Em relação aos Estados, como Pernambuco, e aos municípios, há algum ponto de maior preocupação da reforma? Existe risco de perda de arrecadação ou a reforma tem a perspectiva de redistribuir melhor o recebimento dos tributos?
Três aspectos aí. Primeiro, o Estado de Pernambuco tem campo para promover por si só um ajuste importante. Incentivos fiscais em vigor até 2032 podem e devem ter sua relação revista.
Antecipações internas, simplificação das obrigações acessórias são a mola mestra que deve ser perseguida pelo atual secretário da fazenda, além de uma maior previsibilidade nos lançamentos contra os contribuintes, que hoje quase em sua totalidade estão ao crivo da subjetividade do auditor.

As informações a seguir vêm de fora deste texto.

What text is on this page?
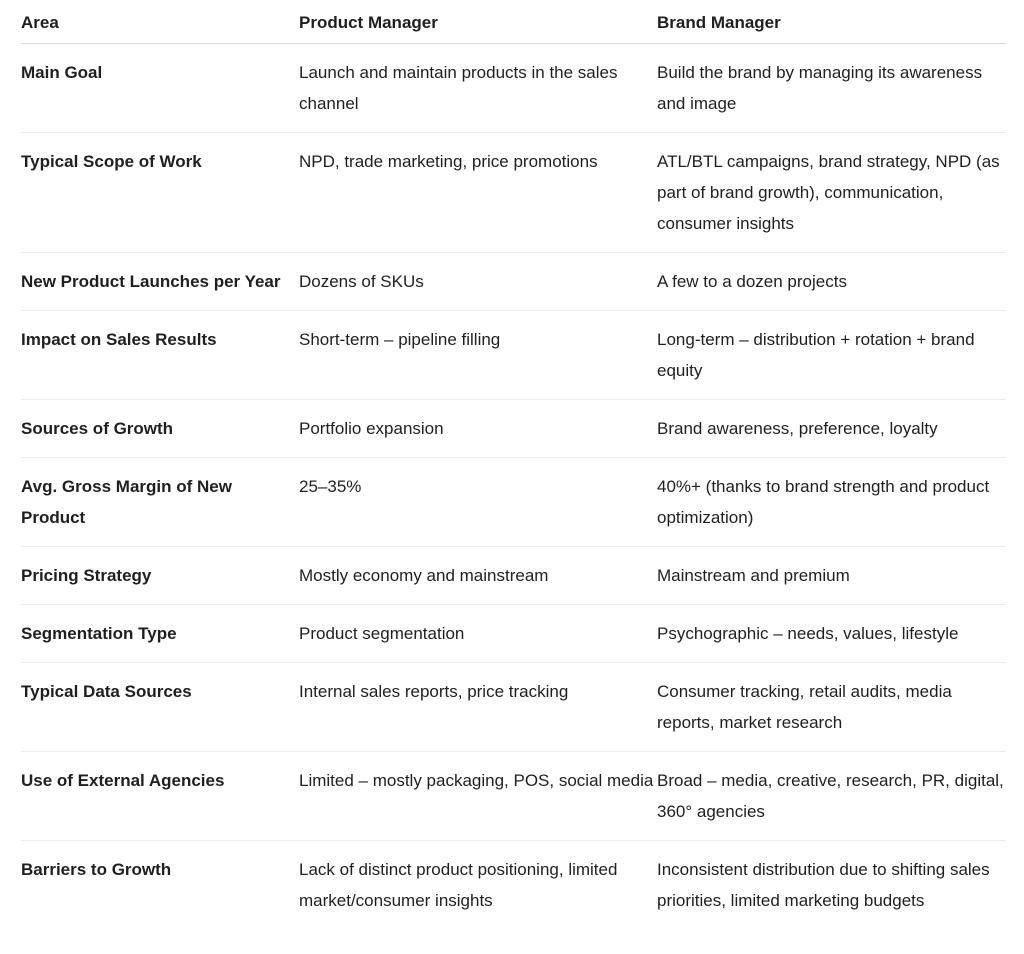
Area	Product Manager	Brand Manager
Main Goal	Launch and maintain products in the sales channel	Build the brand by managing its awareness and image
Typical Scope of Work	NPD, trade marketing, price promotions	ATL/BTL campaigns, brand strategy, NPD (as part of brand growth), communication, consumer insights
New Product Launches per Year	Dozens of SKUs	A few to a dozen projects
Impact on Sales Results	Short-term – pipeline filling	Long-term – distribution + rotation + brand equity
Sources of Growth	Portfolio expansion	Brand awareness, preference, loyalty
Avg. Gross Margin of New Product	25–35%	40%+ (thanks to brand strength and product optimization)
Pricing Strategy	Mostly economy and mainstream	Mainstream and premium
Segmentation Type	Product segmentation	Psychographic – needs, values, lifestyle
Typical Data Sources	Internal sales reports, price tracking	Consumer tracking, retail audits, media reports, market research
Use of External Agencies	Limited – mostly packaging, POS, social media	Broad – media, creative, research, PR, digital, 360° agencies
Barriers to Growth	Lack of distinct product positioning, limited market/consumer insights	Inconsistent distribution due to shifting sales priorities, limited marketing budgets
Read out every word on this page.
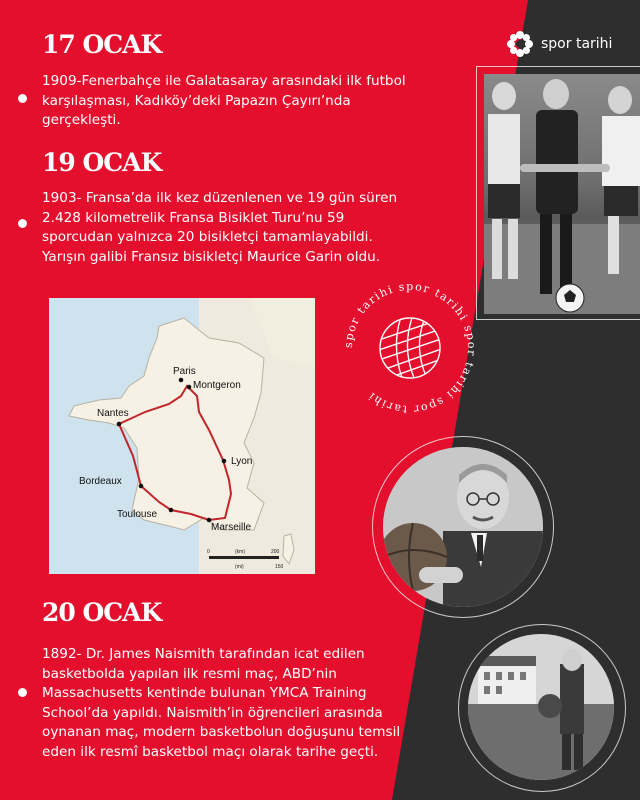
spor tarihi
17 OCAK

1909-Fenerbahçe ile Galatasaray arasındaki ilk futbol
karşılaşması, Kadıköy’deki Papazın Çayırı’nda
gerçekleşti.

19 OCAK

1903- Fransa’da ilk kez düzenlenen ve 19 gün süren
2.428 kilometrelik Fransa Bisiklet Turu’nu 59
sporcudan yalnızca 20 bisikletçi tamamlayabildi.
Yarışın galibi Fransız bisikletçi Maurice Garin oldu.

Paris
Montgeron
Nantes
Lyon
Bordeaux
Toulouse
Marseille
(km)
(mi)
0	200
150
spor tarihi spor tarihi spor tarihi spor tarihi
20 OCAK

1892- Dr. James Naismith tarafından icat edilen
basketbolda yapılan ilk resmi maç, ABD’nin
Massachusetts kentinde bulunan YMCA Training
School’da yapıldı. Naismith’in öğrencileri arasında
oynanan maç, modern basketbolun doğuşunu temsil
eden ilk resmî basketbol maçı olarak tarihe geçti.
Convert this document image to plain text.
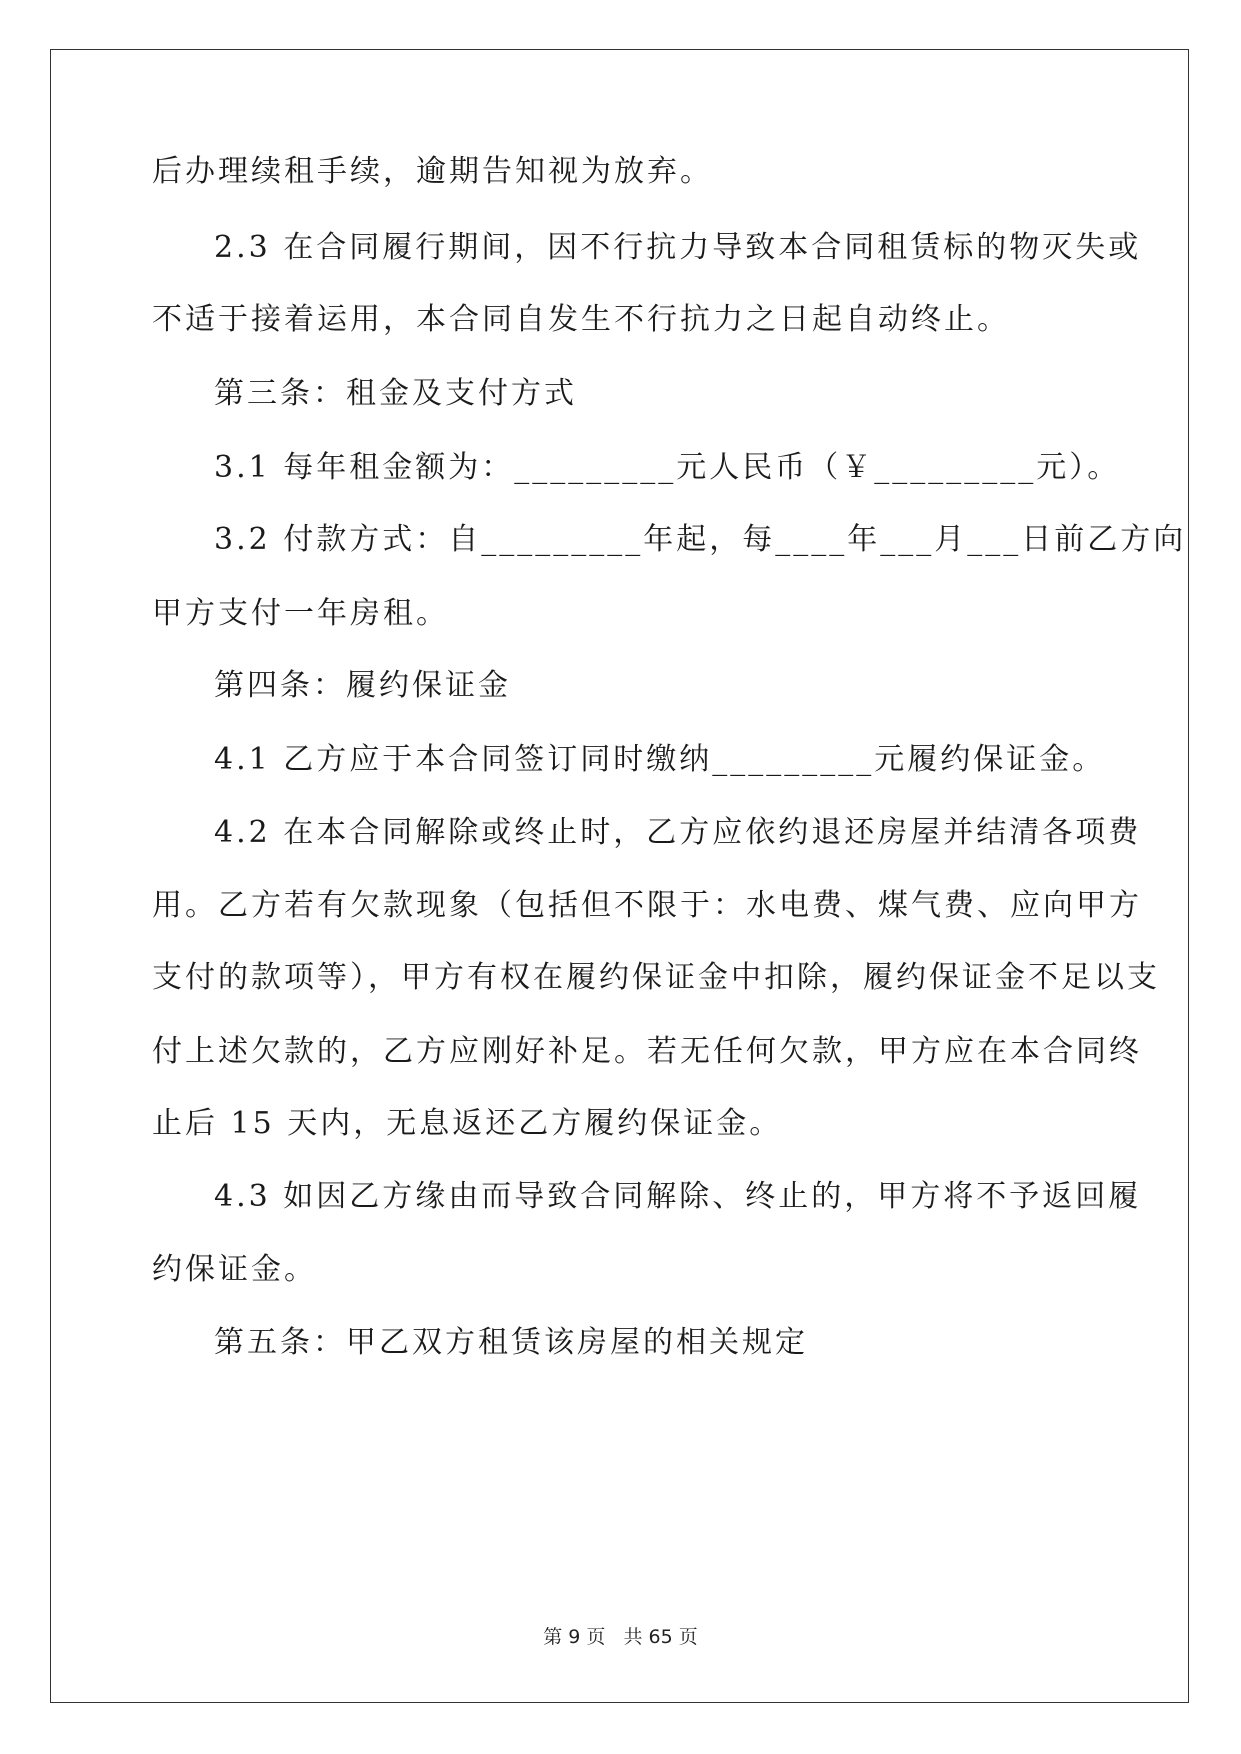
后办理续租手续，逾期告知视为放弃。
2.3 在合同履行期间，因不行抗力导致本合同租赁标的物灭失或
不适于接着运用，本合同自发生不行抗力之日起自动终止。
第三条：租金及支付方式
3.1 每年租金额为：_________元人民币（￥_________元）。
3.2 付款方式：自_________年起，每____年___月___日前乙方向
甲方支付一年房租。
第四条：履约保证金
4.1 乙方应于本合同签订同时缴纳_________元履约保证金。
4.2 在本合同解除或终止时，乙方应依约退还房屋并结清各项费
用。乙方若有欠款现象（包括但不限于：水电费、煤气费、应向甲方
支付的款项等），甲方有权在履约保证金中扣除，履约保证金不足以支
付上述欠款的，乙方应刚好补足。若无任何欠款，甲方应在本合同终
止后 15 天内，无息返还乙方履约保证金。
4.3 如因乙方缘由而导致合同解除、终止的，甲方将不予返回履
约保证金。
第五条：甲乙双方租赁该房屋的相关规定
第 9 页 共 65 页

Por outro lado, uma reforma no processo administrativo fiscal e a criação de um código Estadual de Defesa do Contribuinte podem colaborar para uma maior arrecadação com a definição de critérios mais previsíveis que indiquem o abuso no lançamento do Estado e promovam de forma perene uma arrecadação menos dependente de outras fontes de receitas primárias e derivadas e reduzam a litigiosidade dentro do Tribunal Administrativo do Estado de Pernambuco, vinculado à Secretaria da Fazenda.
Olhando pelo ângulo do fisco, os outros dois aspectos: a questão do destino como fonte de arrecadação do ICMS e a possibilidade de uma politica de incentivos fiscais uniformes nos critérios de concessão que permitam aos Estados do Norte e Nordeste promovem o equilíbrio e a quebra da desigualdade social, que são pressupostos previstos na nossa constituição federal.
Por fim, não há tributo que se sustente, se as unidades federadas não puderem ir “fundo a fundo” na busca de recursos internos e internacionais, o que implica num score de endividamento, com critérios objetivos, que permitam aos Estados, captarem recursos de fora, independentemente de sua origem, para inovação, meio ambiente e desenvolvimento urbano.